When I kept it all inside,
Psalm 32 : 3 – 5 (The Message)
my bones turned to powder,
my words became daylong groans.
The pressure never let up;
all the juices of my life dried up.
Then I let it all out;
I said, “I’ll come clean about my failures to God.”
Suddenly the pressure was gone—
my guilt dissolved,
my sin disappeared
I am intimately familiar with keeping everything bottled up inside.
I grew up keeping my cards close to my chest at all times. My thinking was that no one will understand me. Worse than that, that no one was willing to listen.
And so I lived my life holding everyone at arm’s length. Everyone got a version of me that I was willing to let them see.
When you live like that for too long, you begin to think that you are sufficient unto yourself. No one else can get in. No one else is worth it. No one else can help.
It then turns into a perverse form of self confidence. Hubris. I was unknowingly sabotaging myself, and any chance I had of a fully realised, purpose-filled life.

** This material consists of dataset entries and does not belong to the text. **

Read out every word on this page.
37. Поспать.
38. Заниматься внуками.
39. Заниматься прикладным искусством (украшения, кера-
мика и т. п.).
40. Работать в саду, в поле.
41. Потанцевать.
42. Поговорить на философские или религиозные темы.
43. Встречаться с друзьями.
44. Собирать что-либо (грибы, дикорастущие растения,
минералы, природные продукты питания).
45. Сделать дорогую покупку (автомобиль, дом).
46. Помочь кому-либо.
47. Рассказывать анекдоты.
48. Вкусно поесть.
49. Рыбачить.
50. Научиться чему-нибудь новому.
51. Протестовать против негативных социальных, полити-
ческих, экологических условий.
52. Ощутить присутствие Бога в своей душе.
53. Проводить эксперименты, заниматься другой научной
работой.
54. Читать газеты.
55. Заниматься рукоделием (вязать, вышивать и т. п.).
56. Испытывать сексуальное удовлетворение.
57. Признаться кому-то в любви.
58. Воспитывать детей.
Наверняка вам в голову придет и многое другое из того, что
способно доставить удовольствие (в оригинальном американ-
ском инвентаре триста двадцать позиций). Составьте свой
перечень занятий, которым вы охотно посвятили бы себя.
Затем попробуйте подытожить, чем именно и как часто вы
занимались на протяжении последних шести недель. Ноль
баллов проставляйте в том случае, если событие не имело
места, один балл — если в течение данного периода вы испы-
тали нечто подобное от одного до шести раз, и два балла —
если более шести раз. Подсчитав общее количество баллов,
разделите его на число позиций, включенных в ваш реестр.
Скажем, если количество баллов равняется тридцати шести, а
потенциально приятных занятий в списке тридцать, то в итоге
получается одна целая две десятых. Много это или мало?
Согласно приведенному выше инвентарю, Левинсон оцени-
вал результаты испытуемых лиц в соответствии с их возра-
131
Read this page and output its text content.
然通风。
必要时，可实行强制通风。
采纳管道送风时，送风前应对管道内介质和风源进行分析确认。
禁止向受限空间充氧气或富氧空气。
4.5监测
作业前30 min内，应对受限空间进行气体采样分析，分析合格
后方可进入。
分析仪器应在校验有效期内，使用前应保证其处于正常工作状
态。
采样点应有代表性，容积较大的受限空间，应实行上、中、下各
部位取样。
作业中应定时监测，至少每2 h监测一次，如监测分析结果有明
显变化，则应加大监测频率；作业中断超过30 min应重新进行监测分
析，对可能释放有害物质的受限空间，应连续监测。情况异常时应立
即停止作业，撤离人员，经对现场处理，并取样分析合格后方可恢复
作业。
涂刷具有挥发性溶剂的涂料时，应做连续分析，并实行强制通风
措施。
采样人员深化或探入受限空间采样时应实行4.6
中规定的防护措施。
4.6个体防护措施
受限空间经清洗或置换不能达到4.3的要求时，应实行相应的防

Did it all suddenly turn into rainbows and sunshine when I became a Christian? Reader, it did not. Just scroll through the entries of January and February to see how very imperfect my life turned out to be.
Yet somehow, even in shaded, jaded, scratched, and shattered remnants, I can truly say that opening it all up to God is a revelation.
It takes a certain amount of strength to be vulnerable. You are breaking down walls, cutting through hardened plaster; cemented behaviours and attitudes formed after years of rigid self control.
And I’m not yet done. There are still habits I have yet to break, walls that I haven’t totally opened up.
But knowledge is power, especially wisdom that comes from God. And knowing that all it takes is a call for help, a cry of surrender – this makes all the difference.